1) There are too many forms of non-linear relationships, there is only one linear relationship (structurally speaking). It is a matter of "search costs" for the most suitable specification.

2) The non-linear relationship obtained may not have a clear economic explanation. Why this is a problem? Because, we are not uncovering "laws of nature" here, unchanged through time and space. We are approximating a social phenomenon. Having an approximation which, moreover, can only be presented as a mathematical formula, without an economic reasoning that validates and supports it, makes the result very thin.

3) Non-linear estimation is less stable, as regards the mechanics of the estimation algorithm.
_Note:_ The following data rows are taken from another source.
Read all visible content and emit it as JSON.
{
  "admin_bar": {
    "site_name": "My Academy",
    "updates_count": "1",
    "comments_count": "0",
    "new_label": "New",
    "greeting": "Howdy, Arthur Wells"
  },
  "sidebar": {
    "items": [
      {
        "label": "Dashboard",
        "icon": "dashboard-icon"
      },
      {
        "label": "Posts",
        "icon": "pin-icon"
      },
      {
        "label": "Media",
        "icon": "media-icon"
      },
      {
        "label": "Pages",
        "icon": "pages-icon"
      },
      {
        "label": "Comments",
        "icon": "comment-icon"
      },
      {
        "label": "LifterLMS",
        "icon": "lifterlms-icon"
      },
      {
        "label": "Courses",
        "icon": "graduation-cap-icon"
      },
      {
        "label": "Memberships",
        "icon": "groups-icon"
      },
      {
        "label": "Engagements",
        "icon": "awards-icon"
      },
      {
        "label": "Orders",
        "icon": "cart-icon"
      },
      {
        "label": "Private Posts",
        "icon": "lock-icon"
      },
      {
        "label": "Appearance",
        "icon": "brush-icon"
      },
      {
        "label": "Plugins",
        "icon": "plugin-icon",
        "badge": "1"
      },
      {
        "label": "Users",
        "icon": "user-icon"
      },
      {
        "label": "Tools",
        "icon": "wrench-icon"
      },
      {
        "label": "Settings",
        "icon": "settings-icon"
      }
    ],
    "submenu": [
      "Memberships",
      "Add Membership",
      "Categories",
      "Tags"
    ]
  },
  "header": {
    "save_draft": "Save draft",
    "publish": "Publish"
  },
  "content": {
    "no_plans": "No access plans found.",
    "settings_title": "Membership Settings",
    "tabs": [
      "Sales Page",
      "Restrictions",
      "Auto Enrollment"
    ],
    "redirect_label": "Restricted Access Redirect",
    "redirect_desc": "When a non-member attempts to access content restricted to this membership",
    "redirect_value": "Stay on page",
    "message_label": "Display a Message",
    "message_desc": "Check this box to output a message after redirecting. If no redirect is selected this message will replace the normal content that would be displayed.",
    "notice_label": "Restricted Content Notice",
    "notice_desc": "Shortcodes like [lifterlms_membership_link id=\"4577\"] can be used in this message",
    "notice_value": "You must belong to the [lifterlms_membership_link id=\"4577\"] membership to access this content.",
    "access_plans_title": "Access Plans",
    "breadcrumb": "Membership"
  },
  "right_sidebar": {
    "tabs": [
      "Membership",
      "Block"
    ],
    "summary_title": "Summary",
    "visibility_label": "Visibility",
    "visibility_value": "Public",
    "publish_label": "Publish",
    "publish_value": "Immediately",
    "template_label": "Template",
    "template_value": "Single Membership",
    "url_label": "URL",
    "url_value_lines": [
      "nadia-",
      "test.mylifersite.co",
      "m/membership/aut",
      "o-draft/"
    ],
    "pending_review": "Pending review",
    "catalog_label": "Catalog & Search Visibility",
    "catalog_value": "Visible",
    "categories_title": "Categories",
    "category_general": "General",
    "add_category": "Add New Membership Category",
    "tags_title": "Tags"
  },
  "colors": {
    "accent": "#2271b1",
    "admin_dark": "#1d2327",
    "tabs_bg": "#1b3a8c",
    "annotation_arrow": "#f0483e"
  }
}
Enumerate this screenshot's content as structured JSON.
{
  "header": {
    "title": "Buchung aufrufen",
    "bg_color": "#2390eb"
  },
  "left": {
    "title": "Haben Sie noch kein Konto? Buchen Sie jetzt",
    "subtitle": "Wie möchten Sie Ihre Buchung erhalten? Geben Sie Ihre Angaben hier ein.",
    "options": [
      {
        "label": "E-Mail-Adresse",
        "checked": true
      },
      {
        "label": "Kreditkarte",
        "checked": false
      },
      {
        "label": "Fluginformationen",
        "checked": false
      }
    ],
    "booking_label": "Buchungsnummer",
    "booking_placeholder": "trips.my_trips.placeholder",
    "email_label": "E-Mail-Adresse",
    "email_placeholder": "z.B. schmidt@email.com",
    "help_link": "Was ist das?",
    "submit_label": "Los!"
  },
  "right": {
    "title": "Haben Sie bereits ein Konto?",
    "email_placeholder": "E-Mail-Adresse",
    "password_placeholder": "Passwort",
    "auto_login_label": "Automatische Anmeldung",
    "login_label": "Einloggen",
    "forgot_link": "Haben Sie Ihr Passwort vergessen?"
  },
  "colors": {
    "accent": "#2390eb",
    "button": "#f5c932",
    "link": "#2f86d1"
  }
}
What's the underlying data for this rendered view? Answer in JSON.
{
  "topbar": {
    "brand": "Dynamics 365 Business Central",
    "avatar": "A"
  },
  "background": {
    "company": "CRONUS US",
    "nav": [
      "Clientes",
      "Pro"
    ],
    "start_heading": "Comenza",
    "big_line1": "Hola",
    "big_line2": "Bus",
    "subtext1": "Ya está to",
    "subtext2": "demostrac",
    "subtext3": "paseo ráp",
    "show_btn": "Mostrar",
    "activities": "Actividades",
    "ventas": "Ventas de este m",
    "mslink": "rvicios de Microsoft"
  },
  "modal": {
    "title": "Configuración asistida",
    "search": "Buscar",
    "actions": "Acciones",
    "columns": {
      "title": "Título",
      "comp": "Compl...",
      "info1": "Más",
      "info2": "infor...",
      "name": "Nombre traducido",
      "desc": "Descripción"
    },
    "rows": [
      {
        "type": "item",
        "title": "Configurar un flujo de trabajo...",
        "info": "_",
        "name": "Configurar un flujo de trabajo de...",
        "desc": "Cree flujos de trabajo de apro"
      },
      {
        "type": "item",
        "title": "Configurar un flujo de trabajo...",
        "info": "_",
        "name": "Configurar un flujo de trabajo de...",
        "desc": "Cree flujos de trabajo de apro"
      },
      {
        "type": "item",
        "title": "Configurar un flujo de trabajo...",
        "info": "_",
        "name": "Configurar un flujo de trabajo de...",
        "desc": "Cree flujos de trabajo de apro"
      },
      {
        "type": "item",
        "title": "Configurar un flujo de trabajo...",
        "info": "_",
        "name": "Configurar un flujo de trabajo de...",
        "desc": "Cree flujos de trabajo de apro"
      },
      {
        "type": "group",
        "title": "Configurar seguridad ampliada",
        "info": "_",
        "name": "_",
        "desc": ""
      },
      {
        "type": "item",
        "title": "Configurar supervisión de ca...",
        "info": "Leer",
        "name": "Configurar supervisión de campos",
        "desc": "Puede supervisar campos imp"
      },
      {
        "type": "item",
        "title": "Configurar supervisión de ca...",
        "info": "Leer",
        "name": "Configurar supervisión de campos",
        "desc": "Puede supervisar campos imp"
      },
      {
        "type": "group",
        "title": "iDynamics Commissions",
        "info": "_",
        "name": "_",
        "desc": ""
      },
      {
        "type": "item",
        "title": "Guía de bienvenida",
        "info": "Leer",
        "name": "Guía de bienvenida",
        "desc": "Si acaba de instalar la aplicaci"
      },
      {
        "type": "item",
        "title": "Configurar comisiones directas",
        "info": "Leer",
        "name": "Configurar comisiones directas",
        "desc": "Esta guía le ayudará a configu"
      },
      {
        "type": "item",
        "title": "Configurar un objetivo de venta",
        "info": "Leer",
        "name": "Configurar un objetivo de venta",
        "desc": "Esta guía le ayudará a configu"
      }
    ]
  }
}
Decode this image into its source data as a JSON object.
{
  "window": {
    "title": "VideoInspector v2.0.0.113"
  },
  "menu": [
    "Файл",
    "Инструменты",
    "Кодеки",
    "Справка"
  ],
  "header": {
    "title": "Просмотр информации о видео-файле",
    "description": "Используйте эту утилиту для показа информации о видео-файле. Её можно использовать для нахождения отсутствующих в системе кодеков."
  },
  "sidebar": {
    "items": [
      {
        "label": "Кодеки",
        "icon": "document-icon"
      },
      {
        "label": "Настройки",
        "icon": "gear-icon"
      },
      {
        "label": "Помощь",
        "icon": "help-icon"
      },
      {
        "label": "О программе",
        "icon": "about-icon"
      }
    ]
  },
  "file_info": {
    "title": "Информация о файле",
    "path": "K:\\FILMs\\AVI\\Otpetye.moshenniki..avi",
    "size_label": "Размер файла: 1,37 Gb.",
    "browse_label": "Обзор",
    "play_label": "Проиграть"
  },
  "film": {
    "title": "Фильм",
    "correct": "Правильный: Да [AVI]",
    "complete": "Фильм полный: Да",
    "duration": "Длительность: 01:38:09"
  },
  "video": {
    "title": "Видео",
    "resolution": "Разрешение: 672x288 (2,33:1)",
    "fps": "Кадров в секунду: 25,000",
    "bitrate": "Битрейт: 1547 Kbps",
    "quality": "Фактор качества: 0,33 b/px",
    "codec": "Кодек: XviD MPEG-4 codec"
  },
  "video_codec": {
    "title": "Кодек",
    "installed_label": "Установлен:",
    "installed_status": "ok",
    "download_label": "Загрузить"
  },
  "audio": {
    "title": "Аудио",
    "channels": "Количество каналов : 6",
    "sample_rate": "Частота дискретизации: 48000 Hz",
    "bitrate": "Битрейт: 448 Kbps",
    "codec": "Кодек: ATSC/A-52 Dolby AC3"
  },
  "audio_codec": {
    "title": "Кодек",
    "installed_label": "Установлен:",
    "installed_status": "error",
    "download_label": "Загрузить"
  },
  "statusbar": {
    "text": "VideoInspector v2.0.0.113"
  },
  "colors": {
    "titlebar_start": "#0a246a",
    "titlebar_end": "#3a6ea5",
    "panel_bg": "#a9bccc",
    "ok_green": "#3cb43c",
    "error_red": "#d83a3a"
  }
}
I would say that your model in this case doesn't seem meaningful if your "goal was to see which variable most affected teacher salaries in any given county of my state". You have just shown what the correlation between (the logs of) wages and property tax returns is. You should at least use a multiple regression.

Of course, you could keep going and develop a fully fledged, proper, identification strategy with the appropriate methodological tools in order to estimate the intensity of each causal effect and find the biggest... In reality, you most likely won't be able to do it given the complexities of such a task. It's just a continuum of refinements and you're near the crudest possible model used to explain wages, very far from what I would consider the acceptable approximations of an answer to the question implicit in your goal. You should try to enlist the help of an econometrician.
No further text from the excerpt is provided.